Dans une petite commune comme il en existe tant d'autres, la vie d'une famille va se retrouver fortement impactée par l'arrivée d'un équatorien qui va rebattre les cartes et brouiller les pistes. Dans ce quasi-huis clos communal, le talent de
Martine SALUCCI va exploser et faire vivre les habitants avec une générosité rare que seuls
GIONO ou RAMUZ, en leur temps, pouvaient nous offrir. Ils sont tous exécrables, détestables, vaniteux, orgueilleux, envieux et si petits dans leurs défauts, si grands dans leurs existences fortement délimitées et si colorés dans leurs complexités. Car, oui, ils sont d'une grande complexité. Théodore, le père, si courageux dans sa tête se révèle finalement paresseux dans ses actions. Honorine, cette mère obscure et revêche, Mathilde, l'aînée désinvolte et cruelle, Léonard, le gendre désabusé et amer, et même Laure, la cadette soumise et naïve sont tous des personnalités à plusieurs facettes qui ne proposent que des questions sans réponses. Que vient faire, dans cette équation à plusieurs inconnues, Segundo Pablo Amoroso ? L'indien catholique va jouer du mystère, de l'attirance physique et surtout de l'extrême nouveauté de son intrusion pour ébranler les convictions et nuancer les certitudes.

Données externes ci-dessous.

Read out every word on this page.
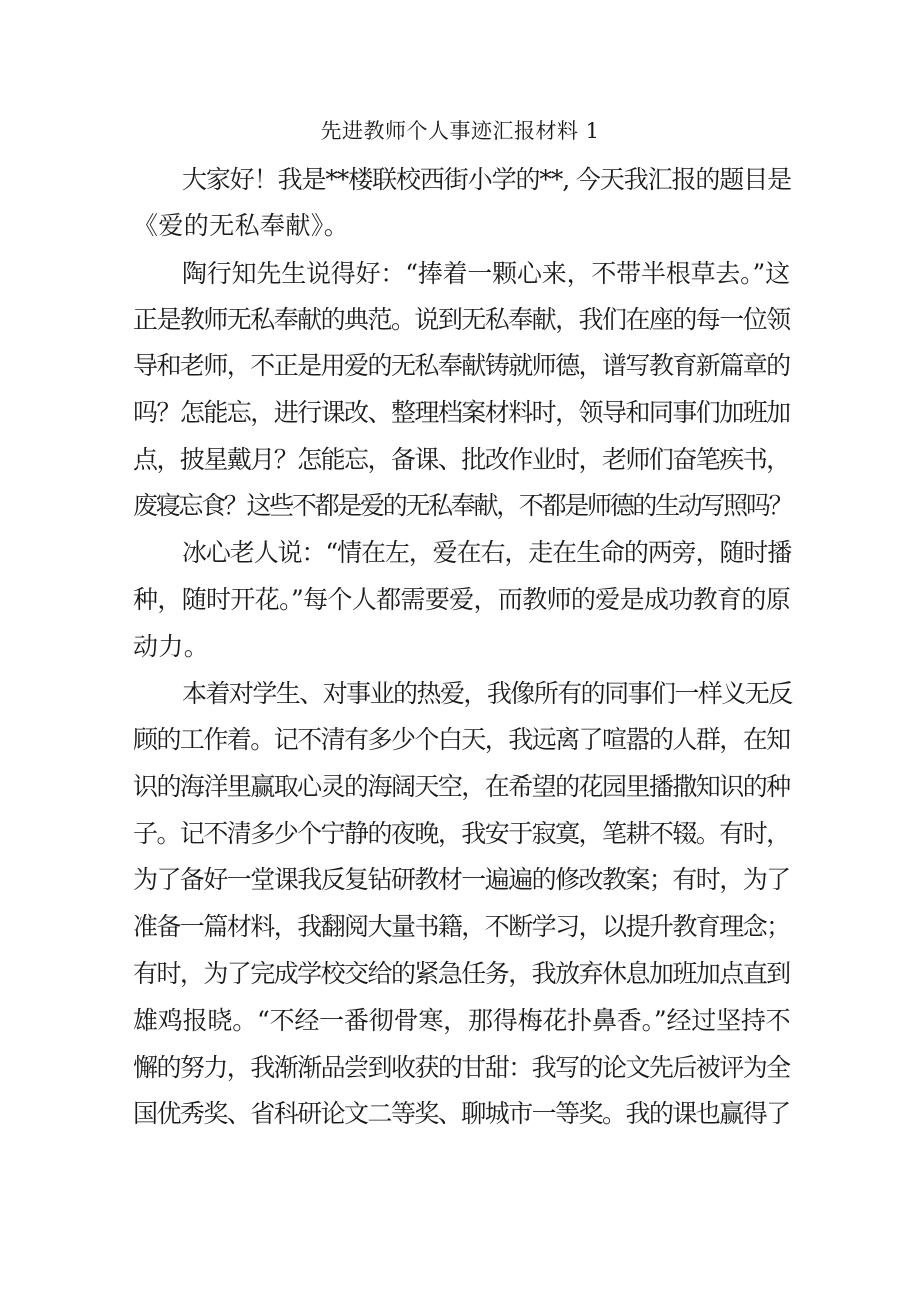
先进教师个人事迹汇报材料 1
大家好！我是**楼联校西街小学的**, 今天我汇报的题目是
《爱的无私奉献》。
陶行知先生说得好：“捧着一颗心来，不带半根草去。”这
正是教师无私奉献的典范。说到无私奉献，我们在座的每一位领
导和老师，不正是用爱的无私奉献铸就师德，谱写教育新篇章的
吗？怎能忘，进行课改、整理档案材料时，领导和同事们加班加
点，披星戴月？怎能忘，备课、批改作业时，老师们奋笔疾书，
废寝忘食？这些不都是爱的无私奉献，不都是师德的生动写照吗？
冰心老人说：“情在左，爱在右，走在生命的两旁，随时播
种，随时开花。”每个人都需要爱，而教师的爱是成功教育的原
动力。
本着对学生、对事业的热爱，我像所有的同事们一样义无反
顾的工作着。记不清有多少个白天，我远离了喧嚣的人群，在知
识的海洋里赢取心灵的海阔天空，在希望的花园里播撒知识的种
子。记不清多少个宁静的夜晚，我安于寂寞，笔耕不辍。有时，
为了备好一堂课我反复钻研教材一遍遍的修改教案；有时，为了
准备一篇材料，我翻阅大量书籍，不断学习，以提升教育理念；
有时，为了完成学校交给的紧急任务，我放弃休息加班加点直到
雄鸡报晓。“不经一番彻骨寒，那得梅花扑鼻香。”经过坚持不
懈的努力，我渐渐品尝到收获的甘甜：我写的论文先后被评为全
国优秀奖、省科研论文二等奖、聊城市一等奖。我的课也赢得了
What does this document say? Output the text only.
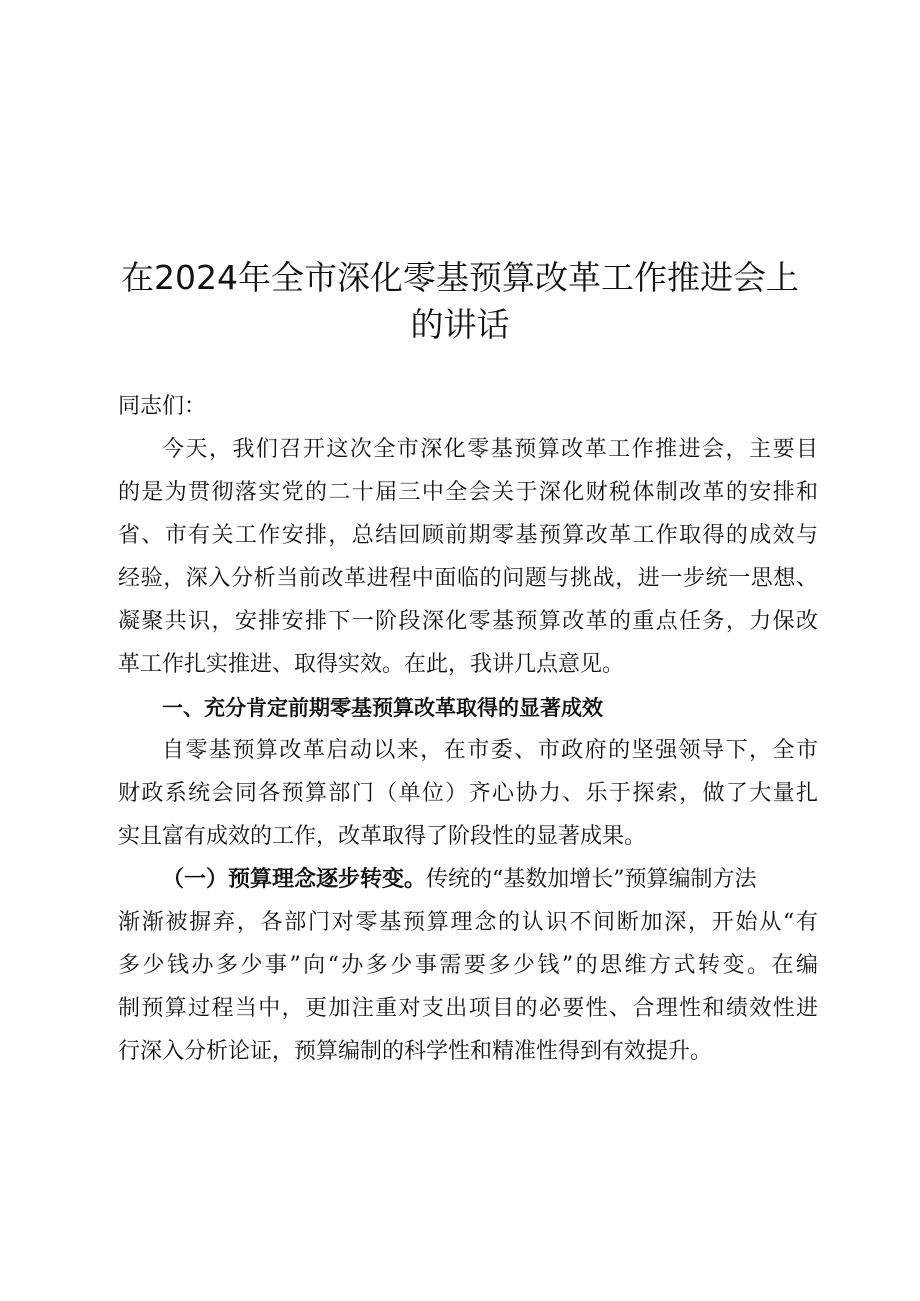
在2024年全市深化零基预算改革工作推进会上
的讲话

同志们：

今天，我们召开这次全市深化零基预算改革工作推进会，主要目

的是为贯彻落实党的二十届三中全会关于深化财税体制改革的安排和

省、市有关工作安排，总结回顾前期零基预算改革工作取得的成效与

经验，深入分析当前改革进程中面临的问题与挑战，进一步统一思想、

凝聚共识，安排安排下一阶段深化零基预算改革的重点任务，力保改

革工作扎实推进、取得实效。在此，我讲几点意见。

一、充分肯定前期零基预算改革取得的显著成效

自零基预算改革启动以来，在市委、市政府的坚强领导下，全市

财政系统会同各预算部门（单位）齐心协力、乐于探索，做了大量扎

实且富有成效的工作，改革取得了阶段性的显著成果。

（一）预算理念逐步转变。传统的“基数加增长”预算编制方法

渐渐被摒弃，各部门对零基预算理念的认识不间断加深，开始从“有

多少钱办多少事”向“办多少事需要多少钱”的思维方式转变。在编

制预算过程当中，更加注重对支出项目的必要性、合理性和绩效性进

行深入分析论证，预算编制的科学性和精准性得到有效提升。
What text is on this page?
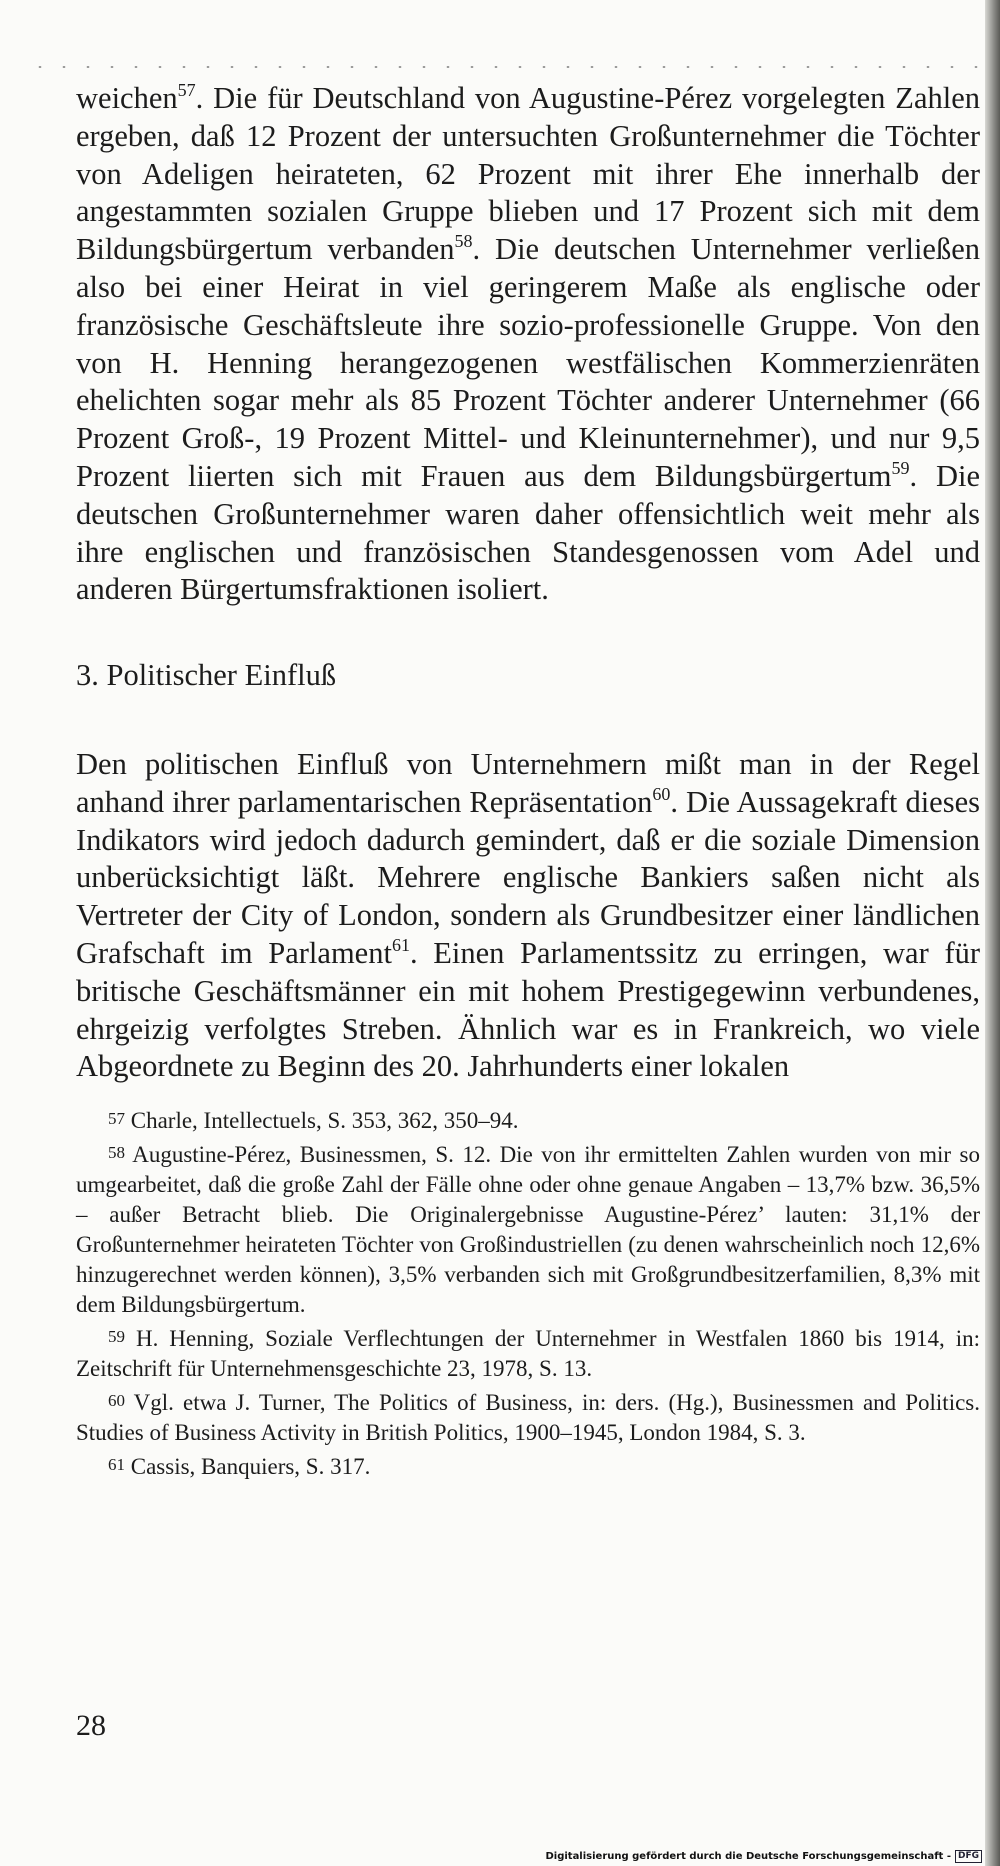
weichen$^{57}$. Die für Deutschland von Augustine-Pérez vorgelegten Zahlen ergeben, daß 12 Prozent der untersuchten Großunternehmer die Töchter von Adeligen heirateten, 62 Prozent mit ihrer Ehe innerhalb der angestammten sozialen Gruppe blieben und 17 Prozent sich mit dem Bildungsbürgertum verbanden$^{58}$. Die deutschen Unternehmer verließen also bei einer Heirat in viel geringerem Maße als englische oder französische Geschäftsleute ihre sozio-professionelle Gruppe. Von den von H. Henning herangezogenen westfälischen Kommerzienräten ehelichten sogar mehr als 85 Prozent Töchter anderer Unternehmer (66 Prozent Groß-, 19 Prozent Mittel- und Kleinunternehmer), und nur 9,5 Prozent liierten sich mit Frauen aus dem Bildungsbürgertum$^{59}$. Die deutschen Großunternehmer waren daher offensichtlich weit mehr als ihre englischen und französischen Standesgenossen vom Adel und anderen Bürgertumsfraktionen isoliert.

3. Politischer Einfluß

Den politischen Einfluß von Unternehmern mißt man in der Regel anhand ihrer parlamentarischen Repräsentation$^{60}$. Die Aussagekraft dieses Indikators wird jedoch dadurch gemindert, daß er die soziale Dimension unberücksichtigt läßt. Mehrere englische Bankiers saßen nicht als Vertreter der City of London, sondern als Grundbesitzer einer ländlichen Grafschaft im Parlament$^{61}$. Einen Parlamentssitz zu erringen, war für britische Geschäftsmänner ein mit hohem Prestigegewinn verbundenes, ehrgeizig verfolgtes Streben. Ähnlich war es in Frankreich, wo viele Abgeordnete zu Beginn des 20. Jahrhunderts einer lokalen

57 Charle, Intellectuels, S. 353, 362, 350–94.

58 Augustine-Pérez, Businessmen, S. 12. Die von ihr ermittelten Zahlen wurden von mir so umgearbeitet, daß die große Zahl der Fälle ohne oder ohne genaue Angaben – 13,7% bzw. 36,5% – außer Betracht blieb. Die Originalergebnisse Augustine-Pérez’ lauten: 31,1% der Großunternehmer heirateten Töchter von Großindustriellen (zu denen wahrscheinlich noch 12,6% hinzugerechnet werden können), 3,5% verbanden sich mit Großgrundbesitzerfamilien, 8,3% mit dem Bildungsbürgertum.

59 H. Henning, Soziale Verflechtungen der Unternehmer in Westfalen 1860 bis 1914, in: Zeitschrift für Unternehmensgeschichte 23, 1978, S. 13.

60 Vgl. etwa J. Turner, The Politics of Business, in: ders. (Hg.), Businessmen and Politics. Studies of Business Activity in British Politics, 1900–1945, London 1984, S. 3.

61 Cassis, Banquiers, S. 317.

28
Digitalisierung gefördert durch die Deutsche Forschungsgemeinschaft - DFG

Le miracle agit, grâce à une plume excellemment bien maîtrisée et un sens de la profondeur peu commun. Nous sommes à la fois révoltés, suspicieux, interrogatifs et surtout curieux de voir ou cette fable va nous mener, comme les rats du village de Hamelin qui suivent le joueur de flûte des frères Grimm. Mystère ! le final ouvre la porte d'un vide sidéral, qui pourrait laisser perplexe si la vérité n'était pas ailleurs. Où est-elle ? Dans l'attitude d'un bourg qui a vécu sa vie au rythme du coeur de ses habitants ? Dans la perspective que ce que l'on croit ne soit finalement que mensonge ?
Lire sera toujours interpréter. Ne dit-on pas que nous lisons les émotions exprimées par un visage ?
Proust ne lisait-il pas dans le coeur d'Elstir quand il interprétait ses peintures ? le talent est indéniable quand il nous porte à ouvrir les yeux dans une autre direction.